Press Clippings

Cult Montreal’s #37 Best Montreal Song of 2020

CBC Music 5 More Songs You Need To Hear

“There is a lot of great music coming out of Canada lately, or maybe it is just I know more about this extremely creative scene now…The most interesting album for me nevertheless is by the Montreal based band Lawful Citizen. Their ‘Internal Combustion’ is a wild and captivating mix of heavy guitars, powerful saxophones and a grooving rhythm section. Evan Shay on tenor sax, Aime Duquet on guitar, Antoine Pelegrin on electric bass and Kyle Hutchins on drums are behind this outstanding music, which successfully integrates jazz, metal, electronica and Americana into something new and definitely worth checking out.”

-Wulf Muller, Okeh Records, Germany

“It sounds like a jazz group trying to be a hard rock band, very successfully. If we're talking internal combustion engines, we're talking late 1960s/early 1970s muscle cars with big fat V8s under the hood, and maybe some glass pack mufflers affixed to the hot tailpipes—Dodge Chargers and Pontiac GTOs, painted black…the accelerator gets pounded to the floor, the pistons pump, rear wheels spin on cold blacktop and the street race is on.”

-Dan McClenaghan, All About Jazz, Philadelphia USA

“The post-bop (Lawful Citizen) mix modern themes and harmonies on this album that includes separate tunes and a four part ‘Internal Combustion Suite.’ Of the opus, the ambitious songs include rich guitar work from Duquet propulsed by Hutchins on ‘Suite I’ leading into spacious open lands on ‘Suite II’ before the team gets free and frisky with Shay’s tenor and Pelegrin’s bass on ‘Suite III’ and concluding with an angular ‘Suite IV.’ Modern musings with creative cohesion.”

-George W. Harris, Jazz Weekly, California USA

“Lawful Citizen is a Montreal-based jazz rock band, which, with ‘Internal Combustion’, has created a monster of an expressive work. There is something melodious about the album, but also almost avant-garde, as the goal of the four musicians was to create a distinctive and hard-boiled mix of free jazz and hard rock. The album is fascinating, compassionate and challenging.”

-Ivan Rod, Copenhagen, Denmark

“What is notable about Shay is that he has taken the fundamental knowledge that playing in a Grammy-recognized, award-winning, world-class high-school big band will ultimately give you, and built on it. Shay has grown into a multi-faceted musician who performs avant-garde and deep, improvised music with odd musical configurations (Run & Hide), contemporary jazz ensemble groups (Lawful Citizen) and more traditional combos with his Evan Shay Standards Band.”

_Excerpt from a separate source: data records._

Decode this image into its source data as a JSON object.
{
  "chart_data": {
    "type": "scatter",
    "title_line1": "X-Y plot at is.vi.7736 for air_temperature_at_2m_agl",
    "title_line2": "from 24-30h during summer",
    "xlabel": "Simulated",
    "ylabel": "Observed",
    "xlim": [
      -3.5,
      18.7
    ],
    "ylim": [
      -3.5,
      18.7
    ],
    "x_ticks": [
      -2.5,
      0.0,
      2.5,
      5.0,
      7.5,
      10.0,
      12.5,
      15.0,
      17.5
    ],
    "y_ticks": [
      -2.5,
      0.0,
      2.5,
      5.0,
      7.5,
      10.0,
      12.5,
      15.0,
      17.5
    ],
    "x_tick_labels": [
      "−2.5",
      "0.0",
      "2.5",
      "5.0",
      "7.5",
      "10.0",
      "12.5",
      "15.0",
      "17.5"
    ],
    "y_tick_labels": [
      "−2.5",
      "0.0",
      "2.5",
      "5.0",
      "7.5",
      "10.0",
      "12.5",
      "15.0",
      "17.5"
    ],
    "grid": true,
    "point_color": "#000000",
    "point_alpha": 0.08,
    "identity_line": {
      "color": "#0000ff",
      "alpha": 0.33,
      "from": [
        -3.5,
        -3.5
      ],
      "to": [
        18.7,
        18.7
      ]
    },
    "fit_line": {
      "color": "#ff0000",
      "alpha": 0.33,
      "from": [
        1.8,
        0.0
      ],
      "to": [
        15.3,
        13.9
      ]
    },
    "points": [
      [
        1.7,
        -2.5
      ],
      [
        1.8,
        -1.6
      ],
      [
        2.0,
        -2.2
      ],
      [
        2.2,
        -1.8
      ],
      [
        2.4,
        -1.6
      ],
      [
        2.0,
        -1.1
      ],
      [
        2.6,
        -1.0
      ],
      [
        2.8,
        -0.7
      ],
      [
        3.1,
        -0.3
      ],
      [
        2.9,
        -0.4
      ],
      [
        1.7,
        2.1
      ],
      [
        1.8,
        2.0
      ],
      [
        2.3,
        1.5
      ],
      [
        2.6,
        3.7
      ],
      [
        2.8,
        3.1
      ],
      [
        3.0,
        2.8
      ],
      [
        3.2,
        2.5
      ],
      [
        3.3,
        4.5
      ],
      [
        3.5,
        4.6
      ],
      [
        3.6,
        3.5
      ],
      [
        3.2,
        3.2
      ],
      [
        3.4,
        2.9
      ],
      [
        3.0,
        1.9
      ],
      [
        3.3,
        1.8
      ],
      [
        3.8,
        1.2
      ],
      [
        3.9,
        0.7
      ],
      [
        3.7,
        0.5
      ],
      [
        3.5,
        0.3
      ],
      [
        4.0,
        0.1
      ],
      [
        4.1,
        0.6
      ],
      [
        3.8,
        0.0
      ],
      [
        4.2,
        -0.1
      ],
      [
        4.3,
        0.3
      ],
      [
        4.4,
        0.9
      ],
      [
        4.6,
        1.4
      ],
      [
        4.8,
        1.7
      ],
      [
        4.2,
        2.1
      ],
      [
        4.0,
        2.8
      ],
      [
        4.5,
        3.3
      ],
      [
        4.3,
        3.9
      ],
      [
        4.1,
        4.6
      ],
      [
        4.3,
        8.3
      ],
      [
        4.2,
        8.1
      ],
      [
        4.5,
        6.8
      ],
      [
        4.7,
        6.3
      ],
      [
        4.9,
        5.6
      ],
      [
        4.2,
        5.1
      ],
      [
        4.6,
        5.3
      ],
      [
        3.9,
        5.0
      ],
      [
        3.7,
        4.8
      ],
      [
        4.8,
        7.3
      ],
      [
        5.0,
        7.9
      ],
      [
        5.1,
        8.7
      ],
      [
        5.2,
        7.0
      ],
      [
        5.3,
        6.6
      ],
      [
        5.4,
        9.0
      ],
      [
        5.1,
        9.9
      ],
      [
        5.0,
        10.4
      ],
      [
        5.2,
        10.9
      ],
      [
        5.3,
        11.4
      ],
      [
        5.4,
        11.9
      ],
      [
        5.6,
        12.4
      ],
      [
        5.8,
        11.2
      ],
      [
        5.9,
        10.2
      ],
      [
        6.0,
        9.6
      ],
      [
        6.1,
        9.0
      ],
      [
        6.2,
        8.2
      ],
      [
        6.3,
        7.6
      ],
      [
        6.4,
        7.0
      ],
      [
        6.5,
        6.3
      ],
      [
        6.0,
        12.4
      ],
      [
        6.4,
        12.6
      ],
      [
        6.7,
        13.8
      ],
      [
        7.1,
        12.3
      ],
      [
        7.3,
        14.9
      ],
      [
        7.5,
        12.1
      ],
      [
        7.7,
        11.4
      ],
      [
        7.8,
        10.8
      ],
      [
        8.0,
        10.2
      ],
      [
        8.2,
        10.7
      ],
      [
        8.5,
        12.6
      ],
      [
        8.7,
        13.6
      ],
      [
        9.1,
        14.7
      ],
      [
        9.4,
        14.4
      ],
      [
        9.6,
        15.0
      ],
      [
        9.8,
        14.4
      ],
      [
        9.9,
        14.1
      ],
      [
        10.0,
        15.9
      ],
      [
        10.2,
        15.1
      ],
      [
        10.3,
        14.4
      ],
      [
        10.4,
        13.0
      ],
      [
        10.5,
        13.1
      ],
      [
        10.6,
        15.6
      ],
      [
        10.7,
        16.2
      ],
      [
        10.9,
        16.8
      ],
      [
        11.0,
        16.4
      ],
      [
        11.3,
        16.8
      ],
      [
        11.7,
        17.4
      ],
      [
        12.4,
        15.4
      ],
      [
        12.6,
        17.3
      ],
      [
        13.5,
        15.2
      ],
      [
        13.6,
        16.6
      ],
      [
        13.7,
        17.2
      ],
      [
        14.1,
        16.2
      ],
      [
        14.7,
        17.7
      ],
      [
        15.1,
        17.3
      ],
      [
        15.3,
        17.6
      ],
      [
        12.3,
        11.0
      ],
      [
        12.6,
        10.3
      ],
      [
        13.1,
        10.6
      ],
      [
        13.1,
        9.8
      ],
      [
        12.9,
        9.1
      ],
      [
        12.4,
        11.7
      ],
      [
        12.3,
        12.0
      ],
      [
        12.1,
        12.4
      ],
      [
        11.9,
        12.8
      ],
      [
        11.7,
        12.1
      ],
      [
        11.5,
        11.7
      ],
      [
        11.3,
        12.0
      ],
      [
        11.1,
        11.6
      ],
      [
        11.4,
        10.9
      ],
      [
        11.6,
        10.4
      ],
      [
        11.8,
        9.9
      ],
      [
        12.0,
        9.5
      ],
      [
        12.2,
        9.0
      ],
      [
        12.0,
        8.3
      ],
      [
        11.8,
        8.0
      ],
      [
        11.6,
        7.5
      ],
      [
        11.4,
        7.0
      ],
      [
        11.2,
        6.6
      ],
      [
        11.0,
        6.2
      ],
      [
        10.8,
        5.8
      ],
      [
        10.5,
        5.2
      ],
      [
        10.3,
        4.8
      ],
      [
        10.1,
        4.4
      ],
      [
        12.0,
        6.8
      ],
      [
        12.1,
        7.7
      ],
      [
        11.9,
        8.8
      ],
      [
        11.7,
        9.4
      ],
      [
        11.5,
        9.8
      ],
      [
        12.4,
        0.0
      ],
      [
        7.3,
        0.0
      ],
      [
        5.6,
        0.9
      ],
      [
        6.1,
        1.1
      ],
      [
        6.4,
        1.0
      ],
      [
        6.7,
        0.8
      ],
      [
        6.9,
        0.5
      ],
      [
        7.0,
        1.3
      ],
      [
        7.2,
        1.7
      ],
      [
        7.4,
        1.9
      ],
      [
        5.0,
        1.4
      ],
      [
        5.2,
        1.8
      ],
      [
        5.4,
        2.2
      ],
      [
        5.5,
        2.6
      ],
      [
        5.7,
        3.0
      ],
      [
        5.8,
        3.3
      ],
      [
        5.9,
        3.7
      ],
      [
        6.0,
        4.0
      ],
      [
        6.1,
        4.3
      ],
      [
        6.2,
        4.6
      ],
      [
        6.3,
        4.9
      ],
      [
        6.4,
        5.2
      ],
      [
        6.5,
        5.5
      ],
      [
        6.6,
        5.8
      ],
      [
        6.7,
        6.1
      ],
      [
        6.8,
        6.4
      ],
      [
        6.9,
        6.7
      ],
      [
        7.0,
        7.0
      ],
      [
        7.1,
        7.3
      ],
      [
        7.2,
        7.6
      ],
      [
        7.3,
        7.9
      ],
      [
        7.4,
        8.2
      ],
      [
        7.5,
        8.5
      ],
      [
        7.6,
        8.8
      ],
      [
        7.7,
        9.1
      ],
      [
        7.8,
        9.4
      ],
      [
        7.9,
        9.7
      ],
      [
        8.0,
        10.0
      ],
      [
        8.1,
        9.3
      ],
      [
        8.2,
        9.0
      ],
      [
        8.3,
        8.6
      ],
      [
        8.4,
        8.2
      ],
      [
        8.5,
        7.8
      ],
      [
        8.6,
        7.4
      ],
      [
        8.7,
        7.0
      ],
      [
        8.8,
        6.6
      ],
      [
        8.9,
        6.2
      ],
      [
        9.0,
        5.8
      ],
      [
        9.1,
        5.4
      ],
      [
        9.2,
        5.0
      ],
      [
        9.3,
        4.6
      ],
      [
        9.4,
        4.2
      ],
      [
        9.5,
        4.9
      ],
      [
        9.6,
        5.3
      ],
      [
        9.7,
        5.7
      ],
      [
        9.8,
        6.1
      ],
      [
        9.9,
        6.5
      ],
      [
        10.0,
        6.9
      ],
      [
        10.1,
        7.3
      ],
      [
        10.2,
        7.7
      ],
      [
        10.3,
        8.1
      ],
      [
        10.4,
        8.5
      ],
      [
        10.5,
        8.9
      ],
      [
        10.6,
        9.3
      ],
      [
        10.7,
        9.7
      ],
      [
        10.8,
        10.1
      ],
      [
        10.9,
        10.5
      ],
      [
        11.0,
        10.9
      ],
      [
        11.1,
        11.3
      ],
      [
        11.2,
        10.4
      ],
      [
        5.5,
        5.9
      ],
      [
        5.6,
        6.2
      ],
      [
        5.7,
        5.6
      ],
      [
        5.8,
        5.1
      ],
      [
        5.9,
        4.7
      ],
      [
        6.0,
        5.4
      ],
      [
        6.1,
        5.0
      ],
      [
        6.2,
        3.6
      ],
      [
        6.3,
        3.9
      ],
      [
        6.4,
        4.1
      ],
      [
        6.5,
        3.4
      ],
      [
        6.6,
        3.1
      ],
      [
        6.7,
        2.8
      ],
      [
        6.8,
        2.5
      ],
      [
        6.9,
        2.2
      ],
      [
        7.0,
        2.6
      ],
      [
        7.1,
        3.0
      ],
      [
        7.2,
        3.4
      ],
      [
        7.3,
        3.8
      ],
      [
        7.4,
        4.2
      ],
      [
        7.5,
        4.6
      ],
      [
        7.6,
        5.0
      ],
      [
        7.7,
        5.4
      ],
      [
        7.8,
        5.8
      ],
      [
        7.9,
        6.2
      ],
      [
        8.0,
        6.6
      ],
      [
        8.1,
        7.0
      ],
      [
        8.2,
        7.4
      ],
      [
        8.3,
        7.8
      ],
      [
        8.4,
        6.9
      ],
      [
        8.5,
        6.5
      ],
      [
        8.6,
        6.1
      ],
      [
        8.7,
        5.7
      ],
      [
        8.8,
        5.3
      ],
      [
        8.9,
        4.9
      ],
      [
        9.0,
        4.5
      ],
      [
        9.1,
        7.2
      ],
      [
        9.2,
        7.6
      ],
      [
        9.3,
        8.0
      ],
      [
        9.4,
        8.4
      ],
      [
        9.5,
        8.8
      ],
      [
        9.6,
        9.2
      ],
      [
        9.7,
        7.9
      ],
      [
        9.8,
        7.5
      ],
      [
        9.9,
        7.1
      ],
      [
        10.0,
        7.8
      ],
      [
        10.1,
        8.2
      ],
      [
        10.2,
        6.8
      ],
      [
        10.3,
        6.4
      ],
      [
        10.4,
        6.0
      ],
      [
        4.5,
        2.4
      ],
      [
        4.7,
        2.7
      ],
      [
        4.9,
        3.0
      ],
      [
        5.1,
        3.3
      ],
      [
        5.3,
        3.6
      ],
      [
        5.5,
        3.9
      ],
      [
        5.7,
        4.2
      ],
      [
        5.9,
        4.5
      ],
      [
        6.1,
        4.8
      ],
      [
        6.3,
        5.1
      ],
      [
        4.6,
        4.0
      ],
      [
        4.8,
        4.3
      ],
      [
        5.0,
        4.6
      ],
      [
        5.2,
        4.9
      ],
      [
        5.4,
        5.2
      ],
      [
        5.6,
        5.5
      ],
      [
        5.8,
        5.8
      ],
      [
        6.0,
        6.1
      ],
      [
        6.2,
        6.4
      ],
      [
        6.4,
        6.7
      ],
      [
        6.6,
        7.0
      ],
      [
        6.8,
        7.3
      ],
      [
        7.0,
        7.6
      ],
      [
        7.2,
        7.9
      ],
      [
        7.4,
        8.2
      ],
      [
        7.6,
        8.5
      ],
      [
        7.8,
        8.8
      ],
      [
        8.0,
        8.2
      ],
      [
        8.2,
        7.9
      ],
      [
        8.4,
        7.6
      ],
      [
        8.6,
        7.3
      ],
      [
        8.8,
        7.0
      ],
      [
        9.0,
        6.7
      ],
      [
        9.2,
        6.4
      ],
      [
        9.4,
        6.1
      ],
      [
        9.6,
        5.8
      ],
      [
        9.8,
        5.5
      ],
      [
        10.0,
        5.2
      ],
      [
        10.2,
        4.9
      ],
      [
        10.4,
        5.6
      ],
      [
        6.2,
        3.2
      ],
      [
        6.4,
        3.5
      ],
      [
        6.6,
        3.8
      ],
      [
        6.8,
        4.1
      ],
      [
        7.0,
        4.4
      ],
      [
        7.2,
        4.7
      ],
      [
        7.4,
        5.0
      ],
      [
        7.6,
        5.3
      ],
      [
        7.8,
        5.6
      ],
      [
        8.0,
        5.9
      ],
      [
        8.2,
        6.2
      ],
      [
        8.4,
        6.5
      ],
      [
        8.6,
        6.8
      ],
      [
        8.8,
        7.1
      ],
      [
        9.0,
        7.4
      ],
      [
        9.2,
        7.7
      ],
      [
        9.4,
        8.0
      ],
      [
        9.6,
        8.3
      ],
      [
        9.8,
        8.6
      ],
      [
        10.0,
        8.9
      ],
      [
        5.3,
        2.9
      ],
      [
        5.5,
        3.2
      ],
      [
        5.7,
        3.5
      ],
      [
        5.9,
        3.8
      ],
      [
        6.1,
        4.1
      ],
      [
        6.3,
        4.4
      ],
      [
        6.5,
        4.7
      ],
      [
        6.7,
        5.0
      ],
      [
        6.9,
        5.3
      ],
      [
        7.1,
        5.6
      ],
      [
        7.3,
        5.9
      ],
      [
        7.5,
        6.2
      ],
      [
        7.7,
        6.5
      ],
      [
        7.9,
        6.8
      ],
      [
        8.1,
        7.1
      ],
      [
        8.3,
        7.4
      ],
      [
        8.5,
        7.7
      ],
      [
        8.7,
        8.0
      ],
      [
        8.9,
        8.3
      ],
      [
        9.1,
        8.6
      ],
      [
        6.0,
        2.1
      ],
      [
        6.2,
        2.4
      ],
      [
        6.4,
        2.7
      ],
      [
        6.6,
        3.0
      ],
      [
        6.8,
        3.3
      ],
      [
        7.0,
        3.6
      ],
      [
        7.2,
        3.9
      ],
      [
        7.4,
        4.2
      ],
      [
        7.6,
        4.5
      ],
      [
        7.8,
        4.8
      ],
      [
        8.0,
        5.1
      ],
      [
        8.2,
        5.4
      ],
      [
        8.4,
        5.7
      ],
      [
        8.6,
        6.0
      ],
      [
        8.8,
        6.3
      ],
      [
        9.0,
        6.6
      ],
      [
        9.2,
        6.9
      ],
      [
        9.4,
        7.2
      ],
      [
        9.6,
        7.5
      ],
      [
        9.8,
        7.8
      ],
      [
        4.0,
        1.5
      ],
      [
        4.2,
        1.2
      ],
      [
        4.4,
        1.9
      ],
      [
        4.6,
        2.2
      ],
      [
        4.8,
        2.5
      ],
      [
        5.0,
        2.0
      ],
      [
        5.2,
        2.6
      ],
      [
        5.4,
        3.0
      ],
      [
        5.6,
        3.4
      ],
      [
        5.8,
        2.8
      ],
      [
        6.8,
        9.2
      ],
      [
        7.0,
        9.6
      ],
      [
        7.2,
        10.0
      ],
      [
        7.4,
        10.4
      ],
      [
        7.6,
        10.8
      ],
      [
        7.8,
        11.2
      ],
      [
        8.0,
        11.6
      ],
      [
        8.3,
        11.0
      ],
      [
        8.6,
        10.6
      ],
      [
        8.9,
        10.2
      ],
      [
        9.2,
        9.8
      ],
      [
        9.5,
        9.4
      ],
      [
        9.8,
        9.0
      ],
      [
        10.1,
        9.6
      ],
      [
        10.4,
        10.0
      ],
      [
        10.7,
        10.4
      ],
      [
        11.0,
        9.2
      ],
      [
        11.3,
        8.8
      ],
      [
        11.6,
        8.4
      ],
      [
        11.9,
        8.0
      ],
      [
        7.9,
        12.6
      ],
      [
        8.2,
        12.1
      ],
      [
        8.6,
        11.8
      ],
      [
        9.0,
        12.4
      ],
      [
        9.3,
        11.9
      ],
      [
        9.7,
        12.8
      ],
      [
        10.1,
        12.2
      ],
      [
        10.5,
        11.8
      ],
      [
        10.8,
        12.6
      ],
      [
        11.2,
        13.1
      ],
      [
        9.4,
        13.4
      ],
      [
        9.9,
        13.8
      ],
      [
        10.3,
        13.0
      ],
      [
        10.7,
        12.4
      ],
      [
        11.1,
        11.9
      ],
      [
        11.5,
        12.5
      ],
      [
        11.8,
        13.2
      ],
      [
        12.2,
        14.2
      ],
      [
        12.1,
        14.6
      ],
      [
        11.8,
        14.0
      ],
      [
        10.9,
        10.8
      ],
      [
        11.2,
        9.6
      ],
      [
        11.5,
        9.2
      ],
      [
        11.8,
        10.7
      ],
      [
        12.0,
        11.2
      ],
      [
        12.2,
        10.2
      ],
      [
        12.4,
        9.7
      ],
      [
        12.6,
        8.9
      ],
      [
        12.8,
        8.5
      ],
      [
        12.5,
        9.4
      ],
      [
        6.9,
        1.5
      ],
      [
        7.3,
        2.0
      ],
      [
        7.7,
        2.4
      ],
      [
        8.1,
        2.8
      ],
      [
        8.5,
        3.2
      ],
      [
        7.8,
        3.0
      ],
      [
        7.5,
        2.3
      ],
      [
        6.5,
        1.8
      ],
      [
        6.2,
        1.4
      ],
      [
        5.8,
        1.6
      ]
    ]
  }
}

-Scott Morin, CBC Music’s 35 best Canadian jazz artists under 35, Canada

“Lawful Citizen's debut album is multi-genre mix that is powerful and intoxicating and delves the listener into a progressive jazz experience filled with thunderous and unpredictable instrumentation that is mesmerizing, ambitious and at times poignant. I applaud these four talented musicians for stepping outside the boundaries of contemporary jazz and allowing their eclectic visions to create music that is unique and exceptional.”

-Memphis Marty Delia, The Jazz Music Blog, Australia

“This is not music for an ‘afternoon tea.’ The tenor saxophone pulls quietly in the opening track to gradually unleash a small storm...Shay & Co. clearly have a preference for the heavier work. An intriguing debut.”

-Georges Tonla Briquet, Jazz Halo, Belgium

“Internal Combustion by Lawful Citizen is a stunning debut from this Montreal band of guitar/bass/drums/tenor sax. Inspired by the sound a motorcycle makes upon ignition, it goes from metal to jazz to electronica, from beauty to rage, from testosterone-fueled adventurism to lyrical love letters.”

-Mike Greenblatt, The Aquarian Weekly, New Jersey USA

“Evan Shay is its most prominent voice, both as soloist and seemingly as main composer of all eight tracks of this band’s debut. His sidemen, playing electric, bass, electric guitar and drums respectively, provide solid backing for the leader who runs the whole gamut, from breathy whispers to all-out assaults…Their approach is anything but scholarly, as it draws as much from rock, punk and electronica than it does from jazz. All the more power to them, and all the more pleasure for listeners with big ears.”